Muhadjir Effendy Dipanggil KPK Jadi Saksi Kasus Haji, Minta Penjadwalan Ulang

Muhadjir Effendy Dipanggil KPK Jadi Saksi Kasus Haji, Minta Penjadwalan Ulang

Adrial akbar - detikNews
Senin, 18 Mei 2026 11:06 WIB
Menko PMK Muhadjir Effendy
Muhadjir Effendy (Wilda/detikcom)
Jakarta -

KPK memanggil mantan Menteri Koordinator Pembangunan Manusia dan Kebudayaan (Menko PMK), Muhadjir Effendy, sebagai saksi kasus korupsi kuota haji. Muhadjir dipanggil dalam kapasitas sebagai Menteri Agama ad interim pada 2022.

"Dalam lanjutan penyidikan perkara terkait kuota haji, hari ini penyidik menjadwalkan pemeriksaan terhadap Saksi Saudara MHJ selaku Menteri Agama ad interim tahun 2022," kata Jubir KPK Budi Prasetyo kepada wartawan, Senin (18/5/2026).

Namun, Muhadjir meminta penundaan pemanggilan.
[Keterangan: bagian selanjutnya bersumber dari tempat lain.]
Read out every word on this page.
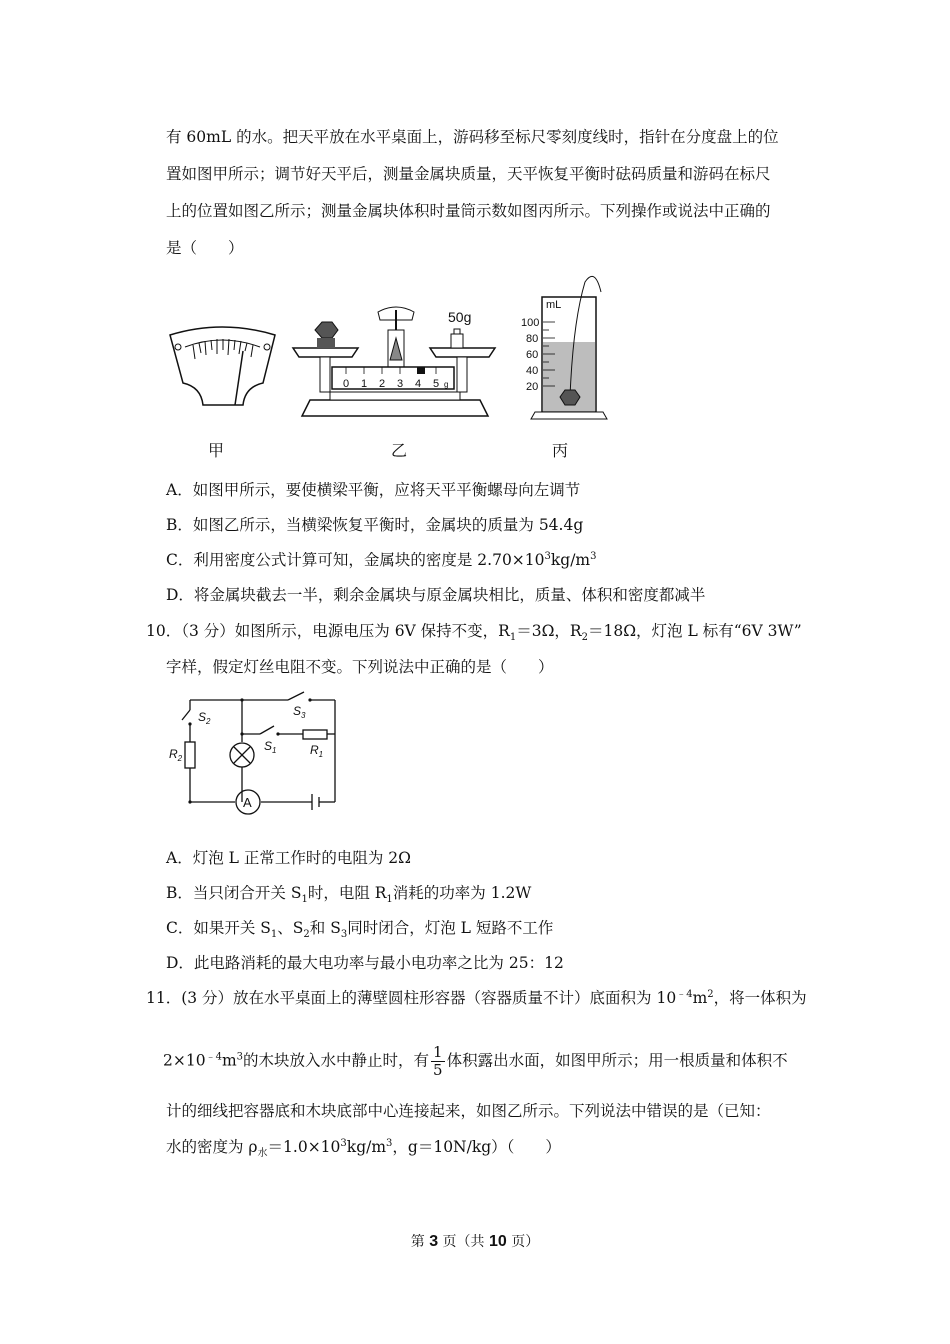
有 60mL 的水。把天平放在水平桌面上，游码移至标尺零刻度线时，指针在分度盘上的位
置如图甲所示；调节好天平后，测量金属块质量，天平恢复平衡时砝码质量和游码在标尺
上的位置如图乙所示；测量金属块体积时量筒示数如图丙所示。下列操作或说法中正确的
是（　　）
50g
0 1 2 3 4 5 g
mL
100
80
60
40
20
甲	乙	丙
A．如图甲所示，要使横梁平衡，应将天平平衡螺母向左调节
B．如图乙所示，当横梁恢复平衡时，金属块的质量为 54.4g
C．利用密度公式计算可知，金属块的密度是 $2.70\times 10^3kg/m^3$
D．将金属块截去一半，剩余金属块与原金属块相比，质量、体积和密度都减半
10．（3 分）如图所示，电源电压为 6V 保持不变，$R_1=3\Omega$，$R_2=18\Omega$，灯泡 L 标有“6V 3W”
字样，假定灯丝电阻不变。下列说法中正确的是（　　）
$S_2$
$S_3$
$S_1$	$R_1$
$R_2$
A
A．灯泡 L 正常工作时的电阻为 2Ω
B．当只闭合开关 $S_1$时，电阻 $R_1$消耗的功率为 1.2W
C．如果开关 $S_1$、$S_2$和 $S_3$同时闭合，灯泡 L 短路不工作
D．此电路消耗的最大电功率与最小电功率之比为 25：12
11．(3 分）放在水平桌面上的薄壁圆柱形容器（容器质量不计）底面积为 $10^{﹣4}m^2$，将一体积为
$2\times 10^{﹣4}m^3$的木块放入水中静止时，有 $\frac{1}{5}$ 体积露出水面，如图甲所示；用一根质量和体积不
计的细线把容器底和木块底部中心连接起来，如图乙所示。下列说法中错误的是（已知：
水的密度为 $\rho_水=1.0\times 10^3kg/m^3$，g＝10N/kg）（　　）
第 3 页（共 10 页）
Penyidik KPK akan menjadwalkan ulang untuk pemeriksaannya.

SCROLL TO CONTINUE WITH CONTENT

"Yang bersangkutan sudah konfirmasi dan mengajukan penundaan pemeriksaan. Penyidik akan menjadwalkan ulang untuk pemeriksaannya," tuturnya.

KPK telah menetapkan empat tersangka dalam kasus korupsi haji ini. Mereka ialah:

1. Eks Menag Yaqut Cholil Qoumas (YCQ)
2. Eks Stafsus Yaqut, Ishfah Abidal Azis alias Gus Alex (IAA)
3. Direktur Operasional PT Makassar Toraja (Maktour) Ismail Adham (ISM)
4. Ketum Asosiasi Kesthuri Asrul Azis Taba (ASR).

KPK menduga Ismail dan Asrul memberikan uang kepada Yaqut selaku mantan Menag. Pemberian uang itu dilakukan lewat perantara, yakni mantan stafsus Yaqut, Gus Alex.

Ismail diduga memberikan uang kepada Gus Alex senilai USD 30 ribu. Ismail juga, kata Asep, menyerahkan uang kepada mantan Dirjen PHU Kemenag tahun 2024, Hilman Latief (HL), senilai USD 5.000.

KPK menyebut kerugian negara dalam kasus ini mencapai Rp 622 miliar. Besaran angka kerugian negara itu adalah hasil hitungan Badan Pemeriksa Keuangan (BPK).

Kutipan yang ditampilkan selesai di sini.